If your argument is users can ignore IPv6 complexities as they already do with IPv4, then you've just established the IPv4 complexities can be disregarded by the user... which means you just destroyed your own argument...

I'm not interested in endless debates here though; I feel like I've made my point sufficiently well. If this is an attempt to change my view on the matter I think you're misunderstanding the purpose of the discussion.

Yeah, this is exactly the sort of thing I'm talking about. Lots of additional overhead and work, and — again, speaking as a home user — no apparent benefits for dealing with it all.

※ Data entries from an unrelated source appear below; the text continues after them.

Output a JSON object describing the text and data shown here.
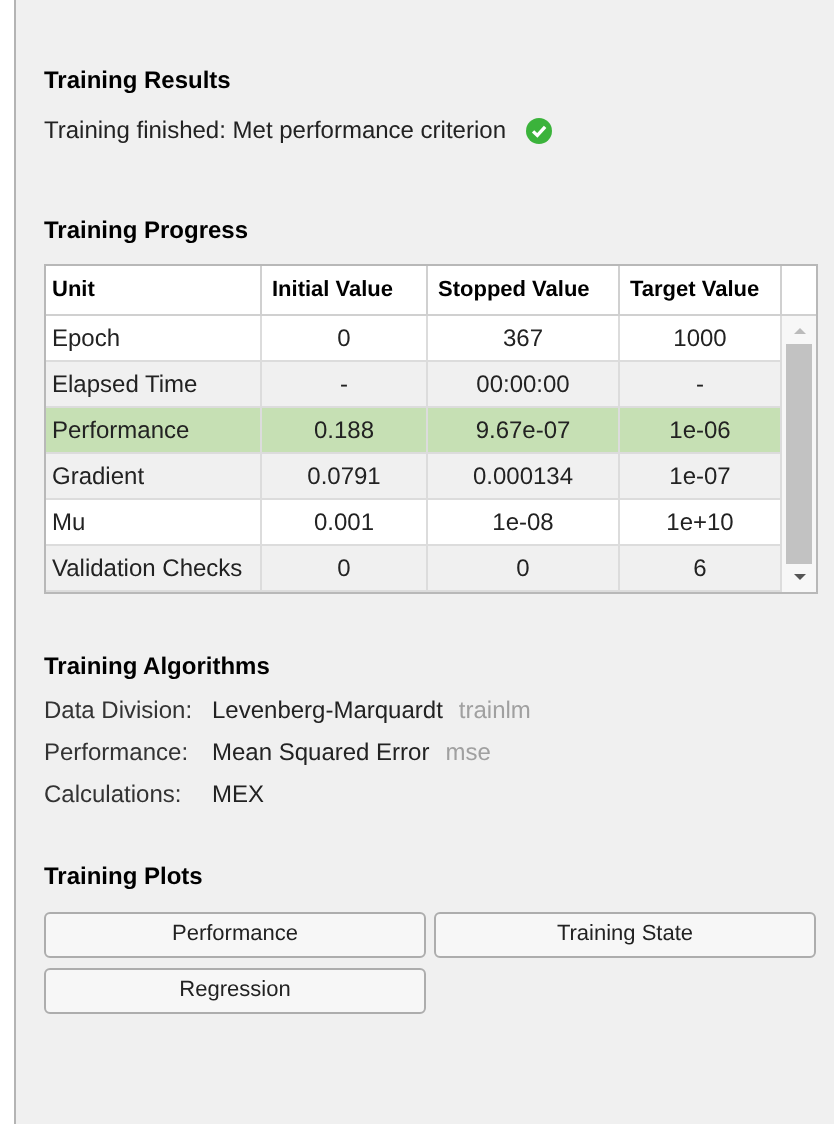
{
  "results": {
    "title": "Training Results",
    "message": "Training finished: Met performance criterion",
    "met": true
  },
  "progress": {
    "title": "Training Progress",
    "columns": [
      "Unit",
      "Initial Value",
      "Stopped Value",
      "Target Value"
    ],
    "rows": [
      {
        "cells": [
          "Epoch",
          "0",
          "367",
          "1000"
        ],
        "selected": false
      },
      {
        "cells": [
          "Elapsed Time",
          "-",
          "00:00:00",
          "-"
        ],
        "selected": false
      },
      {
        "cells": [
          "Performance",
          "0.188",
          "9.67e-07",
          "1e-06"
        ],
        "selected": true
      },
      {
        "cells": [
          "Gradient",
          "0.0791",
          "0.000134",
          "1e-07"
        ],
        "selected": false
      },
      {
        "cells": [
          "Mu",
          "0.001",
          "1e-08",
          "1e+10"
        ],
        "selected": false
      },
      {
        "cells": [
          "Validation Checks",
          "0",
          "0",
          "6"
        ],
        "selected": false
      }
    ]
  },
  "algorithms": {
    "title": "Training Algorithms",
    "items": [
      {
        "label": "Data Division:",
        "value": "Levenberg-Marquardt",
        "code": "trainlm"
      },
      {
        "label": "Performance:",
        "value": "Mean Squared Error",
        "code": "mse"
      },
      {
        "label": "Calculations:",
        "value": "MEX"
      }
    ]
  },
  "plots": {
    "title": "Training Plots",
    "buttons": [
      "Performance",
      "Training State",
      "Regression"
    ]
  }
}
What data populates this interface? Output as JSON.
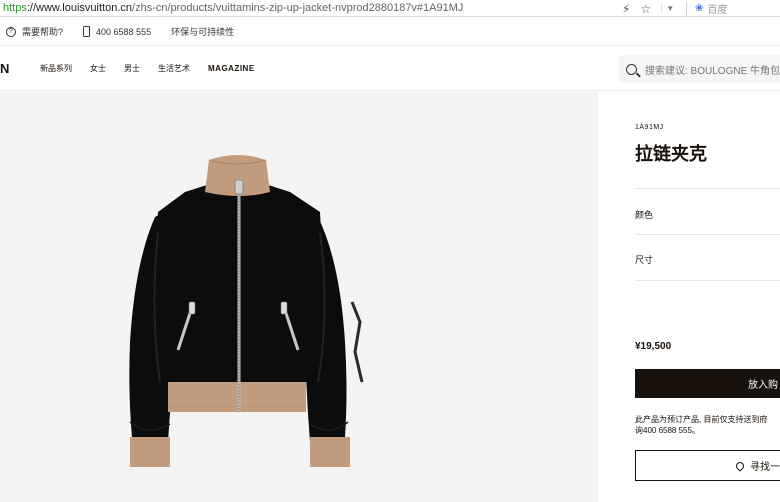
{
  "browser": {
    "url_scheme": "https",
    "url_host": "://www.louisvuitton.cn",
    "url_path": "/zhs-cn/products/vuittamins-zip-up-jacket-nvprod2880187v#1A91MJ",
    "search_placeholder": "百度",
    "icons": [
      "bolt-icon",
      "star-icon",
      "dropdown-icon",
      "baidu-paw-icon"
    ]
  },
  "utility": {
    "help": "需要帮助?",
    "phone": "400 6588 555",
    "sustainability": "环保与可持续性"
  },
  "nav": {
    "logo": "N",
    "items": [
      "新品系列",
      "女士",
      "男士",
      "生活艺术",
      "MAGAZINE"
    ],
    "search_placeholder": "搜索建议: BOULOGNE 牛角包"
  },
  "product": {
    "sku": "1A91MJ",
    "title": "拉链夹克",
    "color_label": "颜色",
    "size_label": "尺寸",
    "price": "¥19,500",
    "buy_label": "放入购",
    "notice_line1": "此产品为预订产品, 目前仅支持送到府",
    "notice_line2": "询400 6588 555。",
    "find_label": "寻找一"
  },
  "colors": {
    "jacket_body": "#0d0c0c",
    "jacket_trim": "#c29c7c",
    "image_bg": "#f5f4f2",
    "button_dark": "#19110b"
  }
}
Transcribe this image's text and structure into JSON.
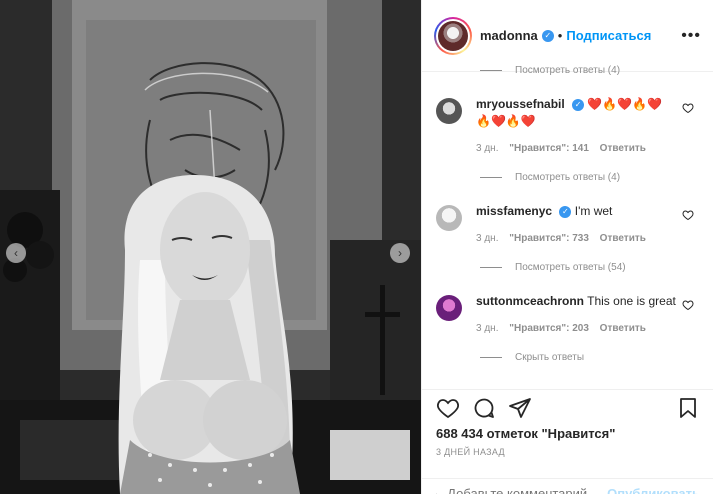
{
  "post": {
    "author": "madonna",
    "follow_label": "Подписаться",
    "more_label": "•••",
    "separator": "•"
  },
  "icons": {
    "verified": "verified-badge-icon",
    "more": "more-options-icon",
    "prev": "chevron-left-icon",
    "next": "chevron-right-icon",
    "heart": "heart-icon",
    "comment": "comment-icon",
    "share": "share-icon",
    "bookmark": "bookmark-icon",
    "emoji": "emoji-icon"
  },
  "comments": {
    "thread_top": {
      "view_replies": "Посмотреть ответы (4)"
    },
    "items": [
      {
        "user": "mryoussefnabil",
        "text": "❤️🔥❤️🔥❤️🔥❤️🔥❤️",
        "time": "3 дн.",
        "likes": "\"Нравится\": 141",
        "reply": "Ответить",
        "view_replies": "Посмотреть ответы (4)"
      },
      {
        "user": "missfamenyc",
        "text": "I'm wet",
        "time": "3 дн.",
        "likes": "\"Нравится\": 733",
        "reply": "Ответить",
        "view_replies": "Посмотреть ответы (54)"
      },
      {
        "user": "suttonmceachronn",
        "text": "This one is great",
        "time": "3 дн.",
        "likes": "\"Нравится\": 203",
        "reply": "Ответить",
        "view_replies": "Скрыть ответы"
      }
    ]
  },
  "footer": {
    "likes_count": "688 434 отметок \"Нравится\"",
    "time_ago": "3 ДНЕЙ НАЗАД",
    "comment_placeholder": "Добавьте комментарий...",
    "publish_label": "Опубликовать"
  },
  "colors": {
    "accent": "#0095f6",
    "verified": "#3897f0",
    "muted": "#8e8e8e",
    "publish_disabled": "#b2dffc"
  }
}
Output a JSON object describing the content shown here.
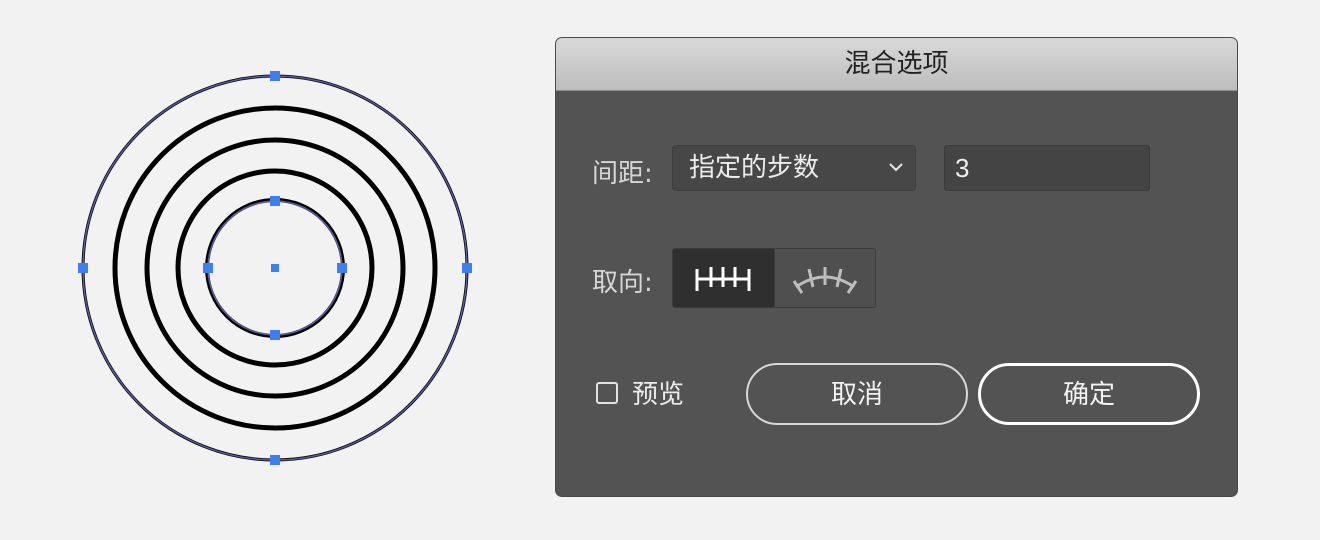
{
  "dialog": {
    "title": "混合选项",
    "spacing": {
      "label": "间距:",
      "selected_option": "指定的步数",
      "steps_value": "3"
    },
    "orientation": {
      "label": "取向:",
      "options": [
        "align-to-page-icon",
        "align-to-path-icon"
      ],
      "selected": "align-to-page-icon"
    },
    "preview": {
      "label": "预览",
      "checked": false
    },
    "buttons": {
      "cancel": "取消",
      "ok": "确定"
    }
  },
  "canvas": {
    "accent_color": "#3d7ef0",
    "path_color": "#5a5aa6",
    "stroke_color": "#000000"
  }
}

I get all the concerns about CGNAT and so on, but that's something for the ISP to figure out. If I get a message one day saying that my connection speed is about to drop 30% because of my insistence on IPv4, I will of course react!

The question for me is not, "why would I block it?" but instead, "why would I enable it?". There needs to be a reason, and right now I'm not seeing it.

And ISPs are figuring it out. All you need to do is leave v6 on in the routers they ship out.

But if you're running your own router then you're taking over part of the responsibility, so you need to handle your part of it.

I think those have super easy to answer! All up-to-date OS-es support stateless autoconfig now, so forget about DHCPv6. Just disable it and everything will work magically.

6to4, 6in4, 6rd are legacy transition technologies, not needed when you have IPv6, so don't worry.